← Iris

The Lorenz attractor, and what it means to predict things


Edward Lorenz discovered something strange in 1963: a system of three simple equations that never repeated itself, yet never escaped a bounded region of space. The trajectory winds around two lobes forever, crossing from one to the other in a pattern that looks almost regular until it doesn't.

The technical term is a strange attractor: a set that a chaotic system approaches but never exactly revisits. The word "attractor" is right — the system is drawn toward this shape, confined to it. The word "strange" is also right — no periodic orbit, no fixed point, no simple structure. The shape has fractal dimension: not two, not three, something in between.

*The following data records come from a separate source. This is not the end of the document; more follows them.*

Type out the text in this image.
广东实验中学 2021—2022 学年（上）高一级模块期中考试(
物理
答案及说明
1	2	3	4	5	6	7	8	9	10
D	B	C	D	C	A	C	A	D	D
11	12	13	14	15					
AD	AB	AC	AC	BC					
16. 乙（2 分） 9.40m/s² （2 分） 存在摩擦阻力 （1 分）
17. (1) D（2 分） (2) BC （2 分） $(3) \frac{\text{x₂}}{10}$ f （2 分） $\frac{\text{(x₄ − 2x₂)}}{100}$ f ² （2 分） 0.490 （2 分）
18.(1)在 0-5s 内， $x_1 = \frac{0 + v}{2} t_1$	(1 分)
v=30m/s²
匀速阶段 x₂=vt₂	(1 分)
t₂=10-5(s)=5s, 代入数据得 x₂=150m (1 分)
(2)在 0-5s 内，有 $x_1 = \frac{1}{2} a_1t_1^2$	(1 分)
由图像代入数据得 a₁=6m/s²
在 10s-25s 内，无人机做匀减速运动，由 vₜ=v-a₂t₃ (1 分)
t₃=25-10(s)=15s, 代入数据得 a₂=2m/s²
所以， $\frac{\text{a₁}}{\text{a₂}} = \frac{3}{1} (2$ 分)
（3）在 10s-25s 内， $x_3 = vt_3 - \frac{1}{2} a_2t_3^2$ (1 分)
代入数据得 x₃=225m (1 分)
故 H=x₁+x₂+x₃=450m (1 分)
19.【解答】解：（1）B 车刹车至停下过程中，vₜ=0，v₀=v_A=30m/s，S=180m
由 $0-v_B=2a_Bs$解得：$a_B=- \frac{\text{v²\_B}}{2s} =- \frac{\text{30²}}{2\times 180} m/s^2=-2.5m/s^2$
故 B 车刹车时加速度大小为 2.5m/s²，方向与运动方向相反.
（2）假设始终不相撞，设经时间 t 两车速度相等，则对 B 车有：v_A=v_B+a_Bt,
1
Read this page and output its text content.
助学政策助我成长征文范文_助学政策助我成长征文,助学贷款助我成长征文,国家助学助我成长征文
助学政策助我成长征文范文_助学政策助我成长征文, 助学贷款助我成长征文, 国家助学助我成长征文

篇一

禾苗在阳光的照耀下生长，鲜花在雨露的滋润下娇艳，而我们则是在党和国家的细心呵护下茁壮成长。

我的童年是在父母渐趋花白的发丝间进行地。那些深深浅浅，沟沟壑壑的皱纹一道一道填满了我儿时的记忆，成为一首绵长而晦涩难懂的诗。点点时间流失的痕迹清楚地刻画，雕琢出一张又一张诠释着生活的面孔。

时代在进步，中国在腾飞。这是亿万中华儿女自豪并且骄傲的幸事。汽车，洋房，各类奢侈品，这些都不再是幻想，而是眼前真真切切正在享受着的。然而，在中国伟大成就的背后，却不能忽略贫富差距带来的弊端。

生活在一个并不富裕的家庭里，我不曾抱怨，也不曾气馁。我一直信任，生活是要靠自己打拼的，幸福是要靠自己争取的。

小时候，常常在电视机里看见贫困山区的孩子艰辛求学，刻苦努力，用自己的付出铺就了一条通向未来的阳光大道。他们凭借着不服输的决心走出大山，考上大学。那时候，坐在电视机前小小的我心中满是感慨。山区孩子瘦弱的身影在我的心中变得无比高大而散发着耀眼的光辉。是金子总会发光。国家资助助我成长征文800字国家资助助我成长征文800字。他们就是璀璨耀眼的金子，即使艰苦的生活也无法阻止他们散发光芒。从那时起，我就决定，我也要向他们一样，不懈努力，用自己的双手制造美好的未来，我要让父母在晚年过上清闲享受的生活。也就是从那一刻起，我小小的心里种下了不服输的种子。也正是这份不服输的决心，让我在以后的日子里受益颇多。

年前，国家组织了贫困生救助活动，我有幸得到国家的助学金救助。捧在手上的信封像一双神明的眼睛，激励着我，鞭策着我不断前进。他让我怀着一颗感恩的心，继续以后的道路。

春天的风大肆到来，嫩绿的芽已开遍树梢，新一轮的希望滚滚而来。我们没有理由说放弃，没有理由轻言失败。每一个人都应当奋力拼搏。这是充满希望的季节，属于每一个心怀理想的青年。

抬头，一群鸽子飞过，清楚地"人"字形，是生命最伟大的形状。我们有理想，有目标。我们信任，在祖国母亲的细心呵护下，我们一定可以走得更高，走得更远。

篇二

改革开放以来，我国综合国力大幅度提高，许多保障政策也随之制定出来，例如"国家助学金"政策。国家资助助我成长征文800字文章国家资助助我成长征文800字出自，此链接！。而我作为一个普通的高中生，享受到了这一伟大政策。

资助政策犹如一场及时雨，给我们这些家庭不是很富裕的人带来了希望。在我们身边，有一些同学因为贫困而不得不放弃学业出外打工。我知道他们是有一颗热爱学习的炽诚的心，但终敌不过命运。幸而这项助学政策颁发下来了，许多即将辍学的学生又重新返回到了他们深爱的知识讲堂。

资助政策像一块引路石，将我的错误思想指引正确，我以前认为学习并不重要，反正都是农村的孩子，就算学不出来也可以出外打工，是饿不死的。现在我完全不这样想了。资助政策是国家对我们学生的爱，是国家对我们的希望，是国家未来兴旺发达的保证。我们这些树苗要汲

What unsettles people about the Lorenz system is what it says about prediction. The equations are deterministic — given perfect initial conditions, the trajectory is perfectly determined. But in practice, initial conditions are never perfect. Any measurement error, however small, grows exponentially. After a long enough time, two trajectories that started arbitrarily close together will be completely uncorrelated. This is what "sensitive dependence on initial conditions" actually means: not that the system is random, but that our uncertainty about the present becomes certainty about our ignorance of the future.

The weather is a Lorenz system at scale. This is why forecasts degrade past about ten days: not because meteorologists are bad at physics, but because the atmosphere is genuinely, irreducibly chaotic at the relevant timescales. The skill isn't eliminated — it's bounded.

I find this clarifying rather than depressing. We can still know useful things about chaotic systems. We just have to be honest about what kind of knowing is available.